In Continental Vineyard, LLC v. Vinifera Wine Co., LLC, --- F.3d ---, 2020 WL 5229402 (Sept. 2, 2020), the Seventh Circuit formally adopted the rule that the failure to lodge a contemporaneous objection to a jury’s general verdict on the ground of inconsistent verdicts ordinarily results in a waiver of any such objection. The case involved a dispute between two winemaking companies. The plaintiff company brought suit against the defendant company and its founder, Randy Dzierzawski—who had previously served as president of the plaintiff company—alleging that Dzierzawski stole valuable business opportunities, breached his fiduciary duties, engaged in unfair competition, and was unjustly enriched during and after his employment with the plaintiff company. After trial, the jury ruled in the defendants’ favor on the plaintiff’s breach of fiduciary duty and unjust enrichment claims but found for the plaintiff on the unfair competition claim. The jury’s verdict on the unfair competition claim, however, was “opaque: despite rendering a verdict seemingly in [the plaintiff’s] favor, the jury left the damages section on the verdict form blank.” Continental Vineyard, LLC, 2020 WL 5229402, at * 2. Given this seeming inconsistency, the court polled the jurors, and the jurors responded unanimously that their intention was to award no damages on the unfair competition count.
The plaintiff did not object to the verdict at the time it was announced, and the jury was dismissed. Several weeks later, the plaintiff filed a motion for a new trial under Federal Rule of Civil Procedure 59, asserting that it was entitled to a new trial because the jury’s verdict was inconsistent in the following two respects: (1) “first, it contended that it is impossible to reconcile the finding that [the defendants were] liable for unfair competition with [the jury’s] verdict that [the defendants were] not liable for breach of the fiduciary duty of loyalty” and (2) “second, it argued that the jury’s decision not to award damages for [the plaintiff] could not be squared with [the jury’s] finding that [the defendants were] liable for unfair competition.” Continental Vineyard, LLC, 2020 WL 5229402, at * 2. Despite recognizing the apparent inconsistencies in the jury’s verdict, the district court denied the plaintiff’s motion, finding that the plaintiff had waived these arguments by not contemporaneously objecting to the jury’s verdict.

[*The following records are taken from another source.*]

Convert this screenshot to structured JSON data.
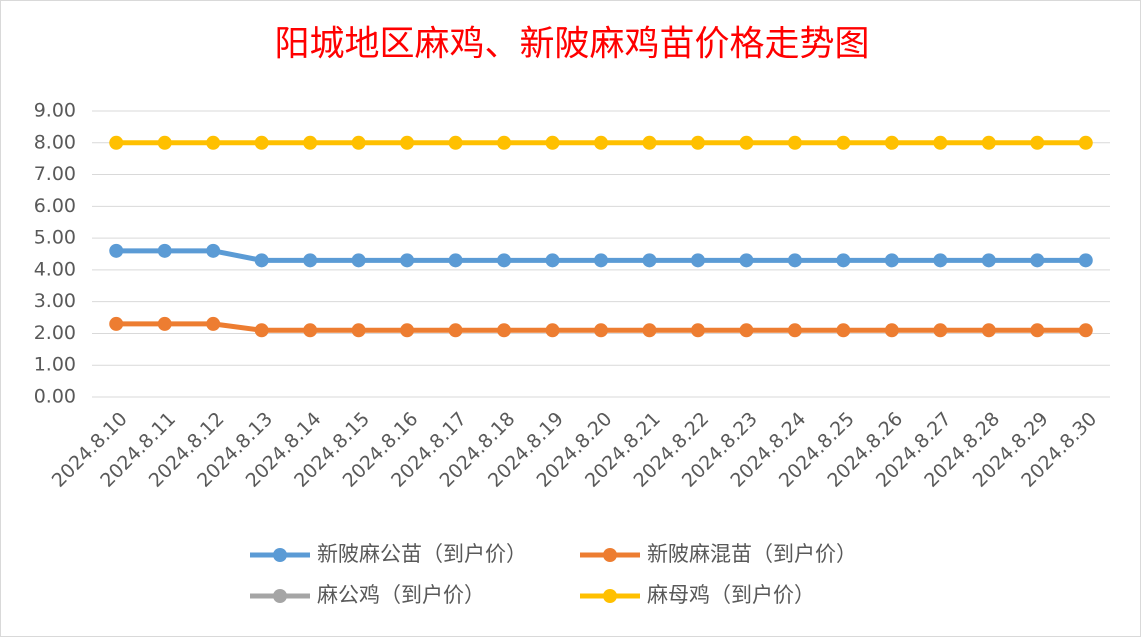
{
  "chart_data": {
    "type": "line",
    "title": "阳城地区麻鸡、新陂麻鸡苗价格走势图",
    "categories": [
      "2024.8.10",
      "2024.8.11",
      "2024.8.12",
      "2024.8.13",
      "2024.8.14",
      "2024.8.15",
      "2024.8.16",
      "2024.8.17",
      "2024.8.18",
      "2024.8.19",
      "2024.8.20",
      "2024.8.21",
      "2024.8.22",
      "2024.8.23",
      "2024.8.24",
      "2024.8.25",
      "2024.8.26",
      "2024.8.27",
      "2024.8.28",
      "2024.8.29",
      "2024.8.30"
    ],
    "series": [
      {
        "name": "新陂麻公苗（到户价）",
        "color": "#5b9bd5",
        "values": [
          4.6,
          4.6,
          4.6,
          4.3,
          4.3,
          4.3,
          4.3,
          4.3,
          4.3,
          4.3,
          4.3,
          4.3,
          4.3,
          4.3,
          4.3,
          4.3,
          4.3,
          4.3,
          4.3,
          4.3,
          4.3
        ]
      },
      {
        "name": "新陂麻混苗（到户价）",
        "color": "#ed7d31",
        "values": [
          2.3,
          2.3,
          2.3,
          2.1,
          2.1,
          2.1,
          2.1,
          2.1,
          2.1,
          2.1,
          2.1,
          2.1,
          2.1,
          2.1,
          2.1,
          2.1,
          2.1,
          2.1,
          2.1,
          2.1,
          2.1
        ]
      },
      {
        "name": "麻公鸡（到户价）",
        "color": "#a5a5a5",
        "values": [
          null,
          null,
          null,
          null,
          null,
          null,
          null,
          null,
          null,
          null,
          null,
          null,
          null,
          null,
          null,
          null,
          null,
          null,
          null,
          null,
          null
        ]
      },
      {
        "name": "麻母鸡（到户价）",
        "color": "#ffc000",
        "values": [
          8,
          8,
          8,
          8,
          8,
          8,
          8,
          8,
          8,
          8,
          8,
          8,
          8,
          8,
          8,
          8,
          8,
          8,
          8,
          8,
          8
        ]
      }
    ],
    "ylim": [
      0,
      9
    ],
    "yticks": [
      {
        "value": 0,
        "label": "0.00"
      },
      {
        "value": 1,
        "label": "1.00"
      },
      {
        "value": 2,
        "label": "2.00"
      },
      {
        "value": 3,
        "label": "3.00"
      },
      {
        "value": 4,
        "label": "4.00"
      },
      {
        "value": 5,
        "label": "5.00"
      },
      {
        "value": 6,
        "label": "6.00"
      },
      {
        "value": 7,
        "label": "7.00"
      },
      {
        "value": 8,
        "label": "8.00"
      },
      {
        "value": 9,
        "label": "9.00"
      }
    ],
    "grid": true,
    "legend": "bottom"
  }
}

The Seventh Circuit affirmed. In so doing, the Court first noted that three other federal circuits have adopted the rule that the failure to lodge a contemporaneous objection to an inconsistent verdict constitutes a waiver. See Kosmynka v. Polaris Indus., Inc., 462 F.3d 74, 83 (2d Cir. 2006); Oja v. Howmedica, Inc., 111 F.3d 782, 790 (10th Cir. 1997); Home Indem. Co. v. Lane Powell Moss & Miller, 43 F.3d 1322, 1331 (9th Cir. 1995). Finding the reasoning of these cases to be “sound,” the court formally adopted the general rule “that a party wishing to challenge a jury’s general verdict on the ground of inconsistent verdicts must normally make a contemporaneous objection before the jury disbands.” Continental Vineyard, LLC, 2020 WL 5229402, at *5 (also noting that “[w]ithout such an objection, the court’s option to fix the problem by resubmission to the jury as contemplated by Rule 49(b)(3)(B), vanishes.”). The failure to raise such a contemporaneous objection ordinarily results in a waiver of that objection. The Court further made clear that this general rule will be applied absent exceptional circumstances such as when a party had “no meaningful opportunity” to object to the jury’s verdict or when the jury’s verdict “resists all efforts at reconciliation, such that the grant of a Rule 59 motion for new trial is the only remedy possible.” Id. (citing Turyna v. Martam Construction Co., Inc., 83 F.3d 178 (7th Cir. 1996) and Gordon v. Degelmann, 29 F.3d 295 (7th Cir. 1994)). Although the Court did not fully explain the contours of the situations that may warrant avoidance of the general rule, it is safe to assume that these situations will be rare.